Air Canada rouge’s lower cost structure enables Air Canada to compete on a more cost effective basis in the leisure market.
While the Airbus A319 aircraft operated by Air Canada rouge are being used to provide service to leisure destinations
previously operated by Air Canada mainline, the Boeing 767-300ER aircraft operated by Air Canada rouge are being used to
provide service to certain European and high volume North American leisure destinations previously operated by the mainline
fleet as well as to new leisure destinations in Europe. As part of the 2014 summer schedule, Air Canada rouge plans to launch
seasonal non-stop flights to Barcelona, Dublin, Lisbon, Manchester, Nice and Rome and to continue to operate its summer
routes to Athens, Edinburgh and Venice. In addition, routes previously operated by Air Canada from Toronto and Montreal to
Cuba, Dominican Republic, Bahamas, Barbados, Haiti, Cancun and Tampa, Florida, will be converted beginning in the spring of
2014 to Air Canada rouge service, for a total of 44 routes serving 28 vacation destinations, including Air Canada rouge’s new
European destinations.
In 2014, Air Canada plans to continue to grow global international to international transit traffic via Canada through its world-
class hub in Toronto and its strong international gateways in Montreal, Vancouver and Calgary. The airline believes that it has
the potential to grow international to international transit traffic, particularly from the U.S., over the coming years given its
award-winning products and services, geographically well-positioned hubs in Canada, extensive network and other
competitive advantages. Based on an airline industry benchmark indicating the percentage of traffic from the U.S. to Europe
and Asia by non-U.S. carriers, Air Canada’s share is only 0.3%. Air Canada has determined that its fair share of this
international to international transit traffic should be 1.5% and has estimated that an increase to this level would drive
incremental annual revenues of more than $400 million.

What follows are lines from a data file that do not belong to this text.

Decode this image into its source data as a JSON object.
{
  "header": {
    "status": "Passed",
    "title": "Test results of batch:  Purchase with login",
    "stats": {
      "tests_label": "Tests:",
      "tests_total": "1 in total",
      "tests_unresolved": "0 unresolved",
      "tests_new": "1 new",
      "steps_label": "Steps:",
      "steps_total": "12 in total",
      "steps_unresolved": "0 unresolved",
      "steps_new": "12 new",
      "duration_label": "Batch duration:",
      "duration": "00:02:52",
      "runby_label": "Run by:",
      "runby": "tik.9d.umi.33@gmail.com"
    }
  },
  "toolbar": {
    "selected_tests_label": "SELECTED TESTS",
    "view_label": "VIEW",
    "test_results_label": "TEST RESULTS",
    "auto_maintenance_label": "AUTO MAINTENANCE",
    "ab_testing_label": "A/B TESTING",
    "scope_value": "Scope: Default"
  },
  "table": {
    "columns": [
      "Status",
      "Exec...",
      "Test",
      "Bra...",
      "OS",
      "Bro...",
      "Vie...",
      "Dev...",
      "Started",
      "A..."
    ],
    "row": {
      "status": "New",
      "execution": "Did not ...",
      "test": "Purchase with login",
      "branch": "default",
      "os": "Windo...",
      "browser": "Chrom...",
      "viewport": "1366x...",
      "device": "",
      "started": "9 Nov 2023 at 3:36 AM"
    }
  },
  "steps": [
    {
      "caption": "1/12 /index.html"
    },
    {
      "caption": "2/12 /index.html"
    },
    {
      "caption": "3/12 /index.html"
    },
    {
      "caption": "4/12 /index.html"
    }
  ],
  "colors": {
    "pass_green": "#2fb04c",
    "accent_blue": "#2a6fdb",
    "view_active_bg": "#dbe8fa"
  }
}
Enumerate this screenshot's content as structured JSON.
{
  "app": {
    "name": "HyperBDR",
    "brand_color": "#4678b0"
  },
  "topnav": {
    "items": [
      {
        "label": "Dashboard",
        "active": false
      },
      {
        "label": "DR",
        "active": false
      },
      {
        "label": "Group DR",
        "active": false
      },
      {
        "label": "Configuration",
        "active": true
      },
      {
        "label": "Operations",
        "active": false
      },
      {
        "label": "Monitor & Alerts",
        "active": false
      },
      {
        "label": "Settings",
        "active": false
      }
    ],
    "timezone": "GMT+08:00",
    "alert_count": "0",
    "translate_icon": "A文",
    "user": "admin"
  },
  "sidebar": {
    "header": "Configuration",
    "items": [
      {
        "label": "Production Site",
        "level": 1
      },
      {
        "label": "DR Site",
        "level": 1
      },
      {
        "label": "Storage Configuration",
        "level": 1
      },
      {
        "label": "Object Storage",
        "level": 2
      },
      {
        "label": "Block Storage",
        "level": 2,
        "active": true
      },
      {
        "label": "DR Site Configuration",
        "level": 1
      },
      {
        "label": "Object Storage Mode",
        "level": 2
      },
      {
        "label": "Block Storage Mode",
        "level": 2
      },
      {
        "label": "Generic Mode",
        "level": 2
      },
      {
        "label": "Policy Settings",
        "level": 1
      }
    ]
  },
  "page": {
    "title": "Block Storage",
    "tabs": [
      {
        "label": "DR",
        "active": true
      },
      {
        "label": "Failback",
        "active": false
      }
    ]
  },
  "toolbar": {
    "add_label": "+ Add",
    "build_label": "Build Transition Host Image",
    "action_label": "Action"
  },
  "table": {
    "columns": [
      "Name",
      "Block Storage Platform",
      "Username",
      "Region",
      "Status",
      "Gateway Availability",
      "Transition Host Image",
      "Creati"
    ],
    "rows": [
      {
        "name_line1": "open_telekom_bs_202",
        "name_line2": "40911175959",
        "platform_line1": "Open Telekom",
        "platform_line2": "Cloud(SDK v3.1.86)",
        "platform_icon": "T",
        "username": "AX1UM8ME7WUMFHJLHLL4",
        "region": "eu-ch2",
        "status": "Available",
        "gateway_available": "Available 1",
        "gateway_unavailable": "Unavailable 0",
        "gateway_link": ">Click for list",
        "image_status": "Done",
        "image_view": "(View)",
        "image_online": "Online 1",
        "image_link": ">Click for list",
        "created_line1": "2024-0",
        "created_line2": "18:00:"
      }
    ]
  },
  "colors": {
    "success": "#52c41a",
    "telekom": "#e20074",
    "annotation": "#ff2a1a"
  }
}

Over the last several years, Air Canada has been working closely with the GTAA to transform Toronto Pearson into a leading
North American airport in order to gain a greater share of the global international to international connection market. In this
regard, the GTAA and Air Canada recently concluded an enhanced commercial relationship which is designed to deliver
continued improvements to customer service and which will place Air Canada in a better position to capture a larger share of
growing international traffic flows on a more cost effective basis. Toronto Pearson has a strategic advantage due to its
proximity to densely populated major markets in the U.S. and is also a destination for a large number of business and leisure
travelers. Moreover, Air Canada and its Star Alliance® partners’ operations are consolidated in one terminal, and Toronto
Pearson has efficient in-transit facilities which allow passengers and their bags to move seamlessly between Canada and U.S.
Customs and Immigration.
The further development of commercial alliances with major international carriers continues to be an important aspect of
Air Canada’s business strategy. These commercial arrangements provide Air Canada with an effective way of leveraging
expansion and broadening its network appeal. Air Canada is extending its global reach through its membership in Star
Alliance® and through its participation in a transatlantic revenue sharing joint venture with United Airlines and Deutsche
Lufthansa AG, referred to as A++. By coordinating pricing, scheduling and sales, Air Canada is better able to serve customers
by offering more travel options, while reducing travel times. Air Canada is also achieving greater critical mass and network
scope through numerous codeshare and interline agreements. For example, to complement Air Canada’s new service to
Istanbul, in 2013, Air Canada and Turkish Airlines concluded a reciprocal code-sharing agreement which ensures seamless
connections on a single itinerary for customers travelling beyond Istanbul, throughout Turkey and to points in Central Asia,
Africa and the Middle East. Air Canada also recently announced the expansion of a long-standing commercial cooperation
agreement with Air China which will enable seamless bookings and connections for customers and their bags via the
carriers' Vancouver, Toronto and Beijing hubs to six new China destinations and six new destinations in Canada.